Ezekiel, who grew up in London and is half-British and half-French, brings technology and client-facing experience – two key areas that new WPP chief executive Mark Read has named as priorities.
He will split his time between New York and London – in a similar fashion to his most recent, twin roles at Publicis as North America and international president of Digitas and global business development lead.
Ezekiel is the most-high profile external hire that Read has made since taking charge of WPP in September.
He will report to Read and work alongside Lindsay Pattison, WPP’s chief client officer.
In a memo to staff, Read said: “Laurent’s combination of skills – as a modern marketer with experience in technology, data, client services and new business – is rare in our industry and this is an important new role for WPP as we continue to reshape our company around the needs of our clients.”
Read also highlighted Ezekiel’s business development role at Publicis, where he was responsible for major pitches and global client relationships such as Samsung and American Express.
Ezekiel recently led Publicis’ successful pitch for GlaxoSmithKline’s $1.7bn (£1.3bn) media account, defeating rivals WPP and Omnicom in the process.
He spent 16 years at Digitas and its predecessor LBi, where he worked with Luke Taylor, who also quit Publicis last year for a senior role at Omnicom.
Ezekiel, 44, started his career at Saatchi & Saatchi and went on to work at Grey London before its acquisition by WPP.

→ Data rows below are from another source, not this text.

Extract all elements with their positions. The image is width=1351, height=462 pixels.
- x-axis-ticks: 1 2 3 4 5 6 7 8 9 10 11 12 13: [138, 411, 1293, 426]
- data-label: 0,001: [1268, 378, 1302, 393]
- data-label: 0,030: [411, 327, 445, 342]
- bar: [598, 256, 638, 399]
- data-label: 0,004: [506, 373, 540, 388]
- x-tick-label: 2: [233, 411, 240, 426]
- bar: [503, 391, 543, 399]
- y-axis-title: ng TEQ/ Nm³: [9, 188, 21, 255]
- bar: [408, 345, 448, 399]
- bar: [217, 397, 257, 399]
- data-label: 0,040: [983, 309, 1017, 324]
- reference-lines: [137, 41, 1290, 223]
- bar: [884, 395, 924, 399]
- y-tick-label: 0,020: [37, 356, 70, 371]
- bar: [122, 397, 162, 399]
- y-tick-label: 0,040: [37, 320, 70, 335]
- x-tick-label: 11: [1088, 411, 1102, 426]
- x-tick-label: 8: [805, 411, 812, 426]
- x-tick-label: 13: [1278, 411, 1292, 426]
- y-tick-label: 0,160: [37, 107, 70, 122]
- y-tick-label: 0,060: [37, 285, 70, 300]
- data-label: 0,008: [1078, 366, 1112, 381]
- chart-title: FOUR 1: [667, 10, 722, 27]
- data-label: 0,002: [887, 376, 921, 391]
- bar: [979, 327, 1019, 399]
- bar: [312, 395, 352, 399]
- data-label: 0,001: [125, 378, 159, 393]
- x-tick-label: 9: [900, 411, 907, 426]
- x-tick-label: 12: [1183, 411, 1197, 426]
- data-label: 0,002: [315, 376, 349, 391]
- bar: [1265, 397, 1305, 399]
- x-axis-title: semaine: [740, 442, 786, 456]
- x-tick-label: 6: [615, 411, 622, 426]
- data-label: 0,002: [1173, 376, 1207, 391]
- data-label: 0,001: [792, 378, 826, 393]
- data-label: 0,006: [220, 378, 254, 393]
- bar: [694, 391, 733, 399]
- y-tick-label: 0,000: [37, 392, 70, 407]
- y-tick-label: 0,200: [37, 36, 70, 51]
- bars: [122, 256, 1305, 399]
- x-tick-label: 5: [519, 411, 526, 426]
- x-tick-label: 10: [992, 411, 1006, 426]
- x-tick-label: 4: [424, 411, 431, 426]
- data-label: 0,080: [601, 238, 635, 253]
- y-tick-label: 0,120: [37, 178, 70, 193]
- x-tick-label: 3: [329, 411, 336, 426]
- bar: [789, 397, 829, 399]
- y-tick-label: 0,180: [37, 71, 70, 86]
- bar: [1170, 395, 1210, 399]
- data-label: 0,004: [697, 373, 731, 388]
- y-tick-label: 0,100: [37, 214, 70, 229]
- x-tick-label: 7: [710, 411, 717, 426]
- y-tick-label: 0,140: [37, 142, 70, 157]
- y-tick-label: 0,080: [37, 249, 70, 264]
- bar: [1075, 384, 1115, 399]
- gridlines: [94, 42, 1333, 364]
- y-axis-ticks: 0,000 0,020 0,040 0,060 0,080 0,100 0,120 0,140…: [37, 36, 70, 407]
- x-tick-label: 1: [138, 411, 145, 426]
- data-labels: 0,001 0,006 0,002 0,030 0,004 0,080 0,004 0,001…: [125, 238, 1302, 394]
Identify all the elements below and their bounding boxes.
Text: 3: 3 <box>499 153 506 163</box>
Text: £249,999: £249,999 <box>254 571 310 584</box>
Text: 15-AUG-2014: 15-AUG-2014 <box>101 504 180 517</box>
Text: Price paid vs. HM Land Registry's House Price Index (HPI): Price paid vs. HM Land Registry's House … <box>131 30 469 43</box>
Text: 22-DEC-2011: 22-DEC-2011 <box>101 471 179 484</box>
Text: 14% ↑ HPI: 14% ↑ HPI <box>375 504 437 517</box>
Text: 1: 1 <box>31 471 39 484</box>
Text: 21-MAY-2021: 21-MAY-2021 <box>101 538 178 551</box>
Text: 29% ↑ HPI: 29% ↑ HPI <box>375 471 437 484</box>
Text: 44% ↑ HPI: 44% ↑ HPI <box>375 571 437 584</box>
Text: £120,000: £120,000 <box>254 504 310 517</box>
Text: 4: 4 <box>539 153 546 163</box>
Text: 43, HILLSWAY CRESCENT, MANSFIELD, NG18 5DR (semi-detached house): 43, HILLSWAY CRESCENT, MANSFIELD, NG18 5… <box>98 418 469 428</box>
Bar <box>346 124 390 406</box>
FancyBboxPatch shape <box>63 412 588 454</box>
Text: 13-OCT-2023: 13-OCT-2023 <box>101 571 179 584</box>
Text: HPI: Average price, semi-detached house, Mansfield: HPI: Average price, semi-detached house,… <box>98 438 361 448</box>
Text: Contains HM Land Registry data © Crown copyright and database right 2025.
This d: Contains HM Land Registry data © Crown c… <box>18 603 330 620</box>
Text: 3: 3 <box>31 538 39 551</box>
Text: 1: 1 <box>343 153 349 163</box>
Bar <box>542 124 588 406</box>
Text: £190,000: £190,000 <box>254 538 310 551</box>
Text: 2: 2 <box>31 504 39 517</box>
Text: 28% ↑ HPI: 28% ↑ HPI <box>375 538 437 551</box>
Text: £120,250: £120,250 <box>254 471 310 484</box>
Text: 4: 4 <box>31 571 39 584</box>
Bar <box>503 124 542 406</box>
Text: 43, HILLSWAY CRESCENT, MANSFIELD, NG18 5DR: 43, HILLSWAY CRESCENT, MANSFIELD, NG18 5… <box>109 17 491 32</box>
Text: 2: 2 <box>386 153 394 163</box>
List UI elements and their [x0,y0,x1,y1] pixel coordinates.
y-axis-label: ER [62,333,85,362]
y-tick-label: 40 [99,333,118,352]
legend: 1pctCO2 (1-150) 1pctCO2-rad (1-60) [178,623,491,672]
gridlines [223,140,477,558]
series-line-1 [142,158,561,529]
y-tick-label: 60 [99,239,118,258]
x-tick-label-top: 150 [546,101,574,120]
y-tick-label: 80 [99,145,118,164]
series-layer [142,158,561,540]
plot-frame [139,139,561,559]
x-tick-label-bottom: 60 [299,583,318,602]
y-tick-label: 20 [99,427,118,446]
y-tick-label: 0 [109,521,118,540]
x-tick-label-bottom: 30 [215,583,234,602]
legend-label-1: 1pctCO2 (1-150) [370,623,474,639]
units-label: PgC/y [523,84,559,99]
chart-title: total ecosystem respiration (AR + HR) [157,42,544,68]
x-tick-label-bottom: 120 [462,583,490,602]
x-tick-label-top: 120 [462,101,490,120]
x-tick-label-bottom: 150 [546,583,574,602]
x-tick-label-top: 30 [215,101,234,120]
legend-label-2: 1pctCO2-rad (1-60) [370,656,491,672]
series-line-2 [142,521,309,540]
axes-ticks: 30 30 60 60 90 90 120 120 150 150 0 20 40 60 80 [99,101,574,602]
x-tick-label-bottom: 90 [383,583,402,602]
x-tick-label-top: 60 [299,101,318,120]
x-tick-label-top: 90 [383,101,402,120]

Read said at WPP’s investor day this week that he wants to focus on four core areas – communications, experience, commerce and technology – and earmarked £15m to invest in hiring creative talent, particularly in the US.
Ezekiel’s experience of North America is likely to be important because WPP’s operation in the US, its biggest market, has been shrinking.
WPP’s net sales have fallen 3.7% in North America in the first nine months of 2018, following a 3.2% decline in 2017.
This story first appeared on campaignlive.com.